À la distance d’une maison, une autre créature joyeuse pleurait également, étendue sur son lit, se meurtrissant la poitrine en appelant un amant qui ne reviendrait que dans un mois !

Le lendemain matin, Laure se réveilla la tête lourde ; il était tard, très tard, puisque le soleil inondait sa couche de rayons brûlants. Une bonne journée se préparait pour elle, car elle avait dormi, oh ! dormi comme une morte ! Elle s’habilla soigneusement, l’air calme, un méchant rictus aux lèvres. Une sotte aventure, celle de la nuit : elle trouverait mieux. Ce qu’elle désirait, c’était un amour et non une folie d’une heure, elle voulait être aimée à toute force, devinant que le seul véritable aphrodisiaque de l’amour… c’est l’amour ! Henri ne l’aimait pas et il ne l’assouvirait jamais, elle n’y comptait plus, finissait par en avoir le mépris. Elle pensa que, puisqu’elle donnait au lieu de vendre, elle avait bien le droit de choisir. Ce viveur rencontré le soir du départ d’Henri ne reviendrait plus parce qu’elle lui avait semblé folle, mais elle se ferait une raison.

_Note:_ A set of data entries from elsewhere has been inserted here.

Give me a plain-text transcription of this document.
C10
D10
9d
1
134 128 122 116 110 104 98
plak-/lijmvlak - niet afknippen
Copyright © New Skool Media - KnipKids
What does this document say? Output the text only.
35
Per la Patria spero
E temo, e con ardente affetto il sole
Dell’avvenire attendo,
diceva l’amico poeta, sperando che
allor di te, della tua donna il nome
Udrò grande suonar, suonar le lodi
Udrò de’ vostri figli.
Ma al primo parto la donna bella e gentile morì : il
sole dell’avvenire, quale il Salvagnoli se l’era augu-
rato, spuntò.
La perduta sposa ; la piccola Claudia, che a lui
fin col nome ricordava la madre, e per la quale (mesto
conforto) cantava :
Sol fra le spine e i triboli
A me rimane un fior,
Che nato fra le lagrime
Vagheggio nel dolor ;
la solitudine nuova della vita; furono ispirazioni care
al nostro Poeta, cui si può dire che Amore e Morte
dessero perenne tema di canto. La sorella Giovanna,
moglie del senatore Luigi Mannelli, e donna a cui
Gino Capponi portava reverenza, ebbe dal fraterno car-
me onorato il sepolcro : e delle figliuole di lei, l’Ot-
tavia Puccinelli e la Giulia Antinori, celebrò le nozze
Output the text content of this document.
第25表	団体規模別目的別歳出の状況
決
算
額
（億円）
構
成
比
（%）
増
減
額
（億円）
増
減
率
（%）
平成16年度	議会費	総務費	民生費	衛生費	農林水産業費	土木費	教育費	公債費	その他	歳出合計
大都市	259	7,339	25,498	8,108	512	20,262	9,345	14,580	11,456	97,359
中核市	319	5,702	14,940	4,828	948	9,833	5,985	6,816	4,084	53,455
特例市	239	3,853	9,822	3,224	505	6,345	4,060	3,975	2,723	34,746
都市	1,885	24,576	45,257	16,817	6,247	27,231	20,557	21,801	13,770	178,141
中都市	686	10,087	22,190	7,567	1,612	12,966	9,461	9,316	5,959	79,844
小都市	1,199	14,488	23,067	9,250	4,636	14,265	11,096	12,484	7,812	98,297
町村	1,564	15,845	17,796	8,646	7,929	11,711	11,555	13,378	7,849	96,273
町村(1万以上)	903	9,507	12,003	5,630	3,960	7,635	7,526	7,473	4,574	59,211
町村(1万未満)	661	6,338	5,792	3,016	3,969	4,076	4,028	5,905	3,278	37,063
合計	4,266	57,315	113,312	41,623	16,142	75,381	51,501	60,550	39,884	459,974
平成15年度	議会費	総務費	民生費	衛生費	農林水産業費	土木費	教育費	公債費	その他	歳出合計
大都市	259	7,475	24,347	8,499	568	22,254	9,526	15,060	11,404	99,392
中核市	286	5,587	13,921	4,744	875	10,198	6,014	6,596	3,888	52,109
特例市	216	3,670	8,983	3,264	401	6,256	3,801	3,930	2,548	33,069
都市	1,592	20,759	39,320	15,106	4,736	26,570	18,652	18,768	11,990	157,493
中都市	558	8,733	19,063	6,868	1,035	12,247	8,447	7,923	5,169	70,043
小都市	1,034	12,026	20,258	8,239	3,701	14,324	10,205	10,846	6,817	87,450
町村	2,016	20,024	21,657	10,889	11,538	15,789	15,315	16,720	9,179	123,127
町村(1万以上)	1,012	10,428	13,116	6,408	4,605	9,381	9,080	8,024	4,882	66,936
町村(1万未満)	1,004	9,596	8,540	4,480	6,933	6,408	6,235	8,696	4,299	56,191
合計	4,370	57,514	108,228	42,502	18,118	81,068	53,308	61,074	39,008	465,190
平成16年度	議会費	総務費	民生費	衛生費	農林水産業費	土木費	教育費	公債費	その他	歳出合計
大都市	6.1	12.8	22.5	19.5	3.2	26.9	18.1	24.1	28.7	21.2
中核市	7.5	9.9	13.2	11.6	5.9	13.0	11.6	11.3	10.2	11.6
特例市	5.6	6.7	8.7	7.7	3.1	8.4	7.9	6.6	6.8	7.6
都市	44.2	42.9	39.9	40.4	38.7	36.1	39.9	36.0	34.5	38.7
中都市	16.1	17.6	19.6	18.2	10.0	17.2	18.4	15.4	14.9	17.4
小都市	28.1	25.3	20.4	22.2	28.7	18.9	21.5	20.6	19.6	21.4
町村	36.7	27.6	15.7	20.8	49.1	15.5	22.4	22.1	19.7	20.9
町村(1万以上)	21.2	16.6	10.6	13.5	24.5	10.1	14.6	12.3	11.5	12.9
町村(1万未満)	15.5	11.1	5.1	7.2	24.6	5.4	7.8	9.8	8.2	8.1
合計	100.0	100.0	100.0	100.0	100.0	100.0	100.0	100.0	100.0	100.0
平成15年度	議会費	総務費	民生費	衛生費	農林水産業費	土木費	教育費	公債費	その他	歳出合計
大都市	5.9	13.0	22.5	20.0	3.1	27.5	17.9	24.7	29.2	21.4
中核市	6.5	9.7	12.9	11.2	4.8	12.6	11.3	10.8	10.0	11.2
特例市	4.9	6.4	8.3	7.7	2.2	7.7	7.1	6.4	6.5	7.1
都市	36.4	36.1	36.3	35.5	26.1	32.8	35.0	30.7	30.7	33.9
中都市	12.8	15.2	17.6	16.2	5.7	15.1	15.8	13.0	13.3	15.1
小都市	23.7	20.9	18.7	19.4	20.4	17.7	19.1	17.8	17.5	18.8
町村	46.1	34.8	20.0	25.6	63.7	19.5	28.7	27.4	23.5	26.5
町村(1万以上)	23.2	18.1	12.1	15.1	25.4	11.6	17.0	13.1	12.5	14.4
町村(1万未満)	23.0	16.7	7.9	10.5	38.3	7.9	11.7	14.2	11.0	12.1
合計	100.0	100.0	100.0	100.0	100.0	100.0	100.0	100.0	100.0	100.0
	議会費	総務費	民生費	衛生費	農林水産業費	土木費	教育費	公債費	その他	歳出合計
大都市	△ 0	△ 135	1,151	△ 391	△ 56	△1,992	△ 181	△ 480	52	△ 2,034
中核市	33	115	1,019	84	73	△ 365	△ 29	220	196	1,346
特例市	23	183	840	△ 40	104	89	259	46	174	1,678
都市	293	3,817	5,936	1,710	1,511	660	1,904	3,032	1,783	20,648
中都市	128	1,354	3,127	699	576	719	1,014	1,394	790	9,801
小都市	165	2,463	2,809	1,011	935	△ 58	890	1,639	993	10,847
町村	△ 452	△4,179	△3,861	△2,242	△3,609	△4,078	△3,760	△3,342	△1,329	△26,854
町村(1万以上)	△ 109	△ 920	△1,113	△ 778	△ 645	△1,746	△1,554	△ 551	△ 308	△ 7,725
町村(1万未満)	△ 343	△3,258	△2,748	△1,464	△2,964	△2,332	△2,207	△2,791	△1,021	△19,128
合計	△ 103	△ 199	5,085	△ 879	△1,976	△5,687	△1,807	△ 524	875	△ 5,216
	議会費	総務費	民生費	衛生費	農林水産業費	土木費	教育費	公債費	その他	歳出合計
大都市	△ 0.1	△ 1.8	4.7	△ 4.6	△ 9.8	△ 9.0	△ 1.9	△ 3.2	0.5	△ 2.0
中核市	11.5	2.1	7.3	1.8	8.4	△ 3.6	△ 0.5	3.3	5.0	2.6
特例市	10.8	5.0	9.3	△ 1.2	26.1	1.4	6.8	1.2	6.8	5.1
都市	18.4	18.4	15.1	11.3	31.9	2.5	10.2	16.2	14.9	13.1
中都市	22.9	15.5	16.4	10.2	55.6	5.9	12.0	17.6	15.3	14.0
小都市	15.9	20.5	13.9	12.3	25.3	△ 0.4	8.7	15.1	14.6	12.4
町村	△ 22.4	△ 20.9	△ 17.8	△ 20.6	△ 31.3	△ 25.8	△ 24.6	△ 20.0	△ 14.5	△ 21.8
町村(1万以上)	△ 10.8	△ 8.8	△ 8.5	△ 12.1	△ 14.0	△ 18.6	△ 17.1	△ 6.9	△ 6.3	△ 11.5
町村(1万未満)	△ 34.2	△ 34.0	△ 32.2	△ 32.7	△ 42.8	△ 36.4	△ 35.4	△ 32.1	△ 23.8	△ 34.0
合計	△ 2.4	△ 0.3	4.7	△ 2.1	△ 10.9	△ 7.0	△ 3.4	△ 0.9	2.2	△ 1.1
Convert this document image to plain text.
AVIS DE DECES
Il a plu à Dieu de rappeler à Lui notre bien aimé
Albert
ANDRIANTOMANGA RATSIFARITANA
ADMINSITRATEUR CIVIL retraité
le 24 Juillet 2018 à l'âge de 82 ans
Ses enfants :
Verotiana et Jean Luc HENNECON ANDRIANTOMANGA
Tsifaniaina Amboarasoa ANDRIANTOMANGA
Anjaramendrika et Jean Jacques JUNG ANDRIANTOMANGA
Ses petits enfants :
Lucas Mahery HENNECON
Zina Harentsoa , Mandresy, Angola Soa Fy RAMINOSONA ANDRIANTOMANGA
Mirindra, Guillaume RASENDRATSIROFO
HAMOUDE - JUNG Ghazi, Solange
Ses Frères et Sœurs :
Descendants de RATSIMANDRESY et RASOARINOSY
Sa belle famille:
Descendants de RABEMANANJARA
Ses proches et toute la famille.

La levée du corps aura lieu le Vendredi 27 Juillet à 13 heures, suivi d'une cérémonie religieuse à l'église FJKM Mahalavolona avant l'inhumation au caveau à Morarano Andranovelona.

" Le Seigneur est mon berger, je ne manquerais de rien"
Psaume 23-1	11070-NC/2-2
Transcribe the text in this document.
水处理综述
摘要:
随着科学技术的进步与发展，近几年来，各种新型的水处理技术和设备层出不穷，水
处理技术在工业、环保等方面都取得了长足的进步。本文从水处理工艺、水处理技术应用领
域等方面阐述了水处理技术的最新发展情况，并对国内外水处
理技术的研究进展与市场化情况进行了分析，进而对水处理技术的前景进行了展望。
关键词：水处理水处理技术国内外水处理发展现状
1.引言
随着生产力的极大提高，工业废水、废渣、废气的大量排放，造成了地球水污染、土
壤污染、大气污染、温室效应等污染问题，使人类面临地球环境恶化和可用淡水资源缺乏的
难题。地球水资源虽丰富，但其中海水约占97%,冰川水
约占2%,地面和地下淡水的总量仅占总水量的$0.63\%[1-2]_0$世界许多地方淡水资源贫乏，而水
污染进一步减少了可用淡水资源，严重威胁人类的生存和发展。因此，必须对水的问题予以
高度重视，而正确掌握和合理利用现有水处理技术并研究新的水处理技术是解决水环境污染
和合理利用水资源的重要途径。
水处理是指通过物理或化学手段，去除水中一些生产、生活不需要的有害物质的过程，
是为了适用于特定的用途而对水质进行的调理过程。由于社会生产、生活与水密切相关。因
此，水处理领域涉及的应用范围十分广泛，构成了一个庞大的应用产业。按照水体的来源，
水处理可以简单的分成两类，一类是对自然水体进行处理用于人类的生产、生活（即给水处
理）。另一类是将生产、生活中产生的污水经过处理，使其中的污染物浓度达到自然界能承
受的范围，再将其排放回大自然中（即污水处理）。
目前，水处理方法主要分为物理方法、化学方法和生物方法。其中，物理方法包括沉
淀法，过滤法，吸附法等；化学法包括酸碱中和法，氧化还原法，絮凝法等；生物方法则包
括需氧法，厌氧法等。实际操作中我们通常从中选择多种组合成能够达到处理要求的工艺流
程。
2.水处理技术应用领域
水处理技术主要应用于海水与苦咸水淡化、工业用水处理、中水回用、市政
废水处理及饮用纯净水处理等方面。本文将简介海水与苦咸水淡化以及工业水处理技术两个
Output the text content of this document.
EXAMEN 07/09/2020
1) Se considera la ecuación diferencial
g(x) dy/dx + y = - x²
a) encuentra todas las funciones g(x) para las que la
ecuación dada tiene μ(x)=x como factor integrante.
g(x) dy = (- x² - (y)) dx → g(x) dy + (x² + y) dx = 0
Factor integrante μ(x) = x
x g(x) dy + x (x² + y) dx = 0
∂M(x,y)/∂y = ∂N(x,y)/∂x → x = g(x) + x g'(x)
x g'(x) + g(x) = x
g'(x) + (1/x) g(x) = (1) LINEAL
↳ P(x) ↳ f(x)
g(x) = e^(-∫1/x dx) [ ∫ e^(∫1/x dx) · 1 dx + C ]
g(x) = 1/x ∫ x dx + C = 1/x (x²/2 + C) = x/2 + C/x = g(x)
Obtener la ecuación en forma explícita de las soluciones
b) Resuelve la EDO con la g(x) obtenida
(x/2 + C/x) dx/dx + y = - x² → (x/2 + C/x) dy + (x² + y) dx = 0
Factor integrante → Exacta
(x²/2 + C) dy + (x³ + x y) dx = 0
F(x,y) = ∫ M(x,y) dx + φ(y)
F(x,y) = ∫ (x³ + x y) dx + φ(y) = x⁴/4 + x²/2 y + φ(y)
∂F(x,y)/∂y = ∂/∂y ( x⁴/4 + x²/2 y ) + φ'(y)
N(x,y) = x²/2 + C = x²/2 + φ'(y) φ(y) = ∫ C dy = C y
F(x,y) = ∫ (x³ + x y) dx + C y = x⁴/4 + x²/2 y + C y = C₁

— Tiens, Lion, s’écria-t-elle dénouant ses cheveux pour les peigner, nous sommes deux bêtes, et l’honnêteté ça n’existe pas !

Elle essayait de se moquer ; cependant, là, du côté gauche, une fibre se rétractait, la faisait encore souffrir quand elle songeait qu’il aurait le droit de lui dire :

— Ton seul mérite, ma chère, était la fidélité !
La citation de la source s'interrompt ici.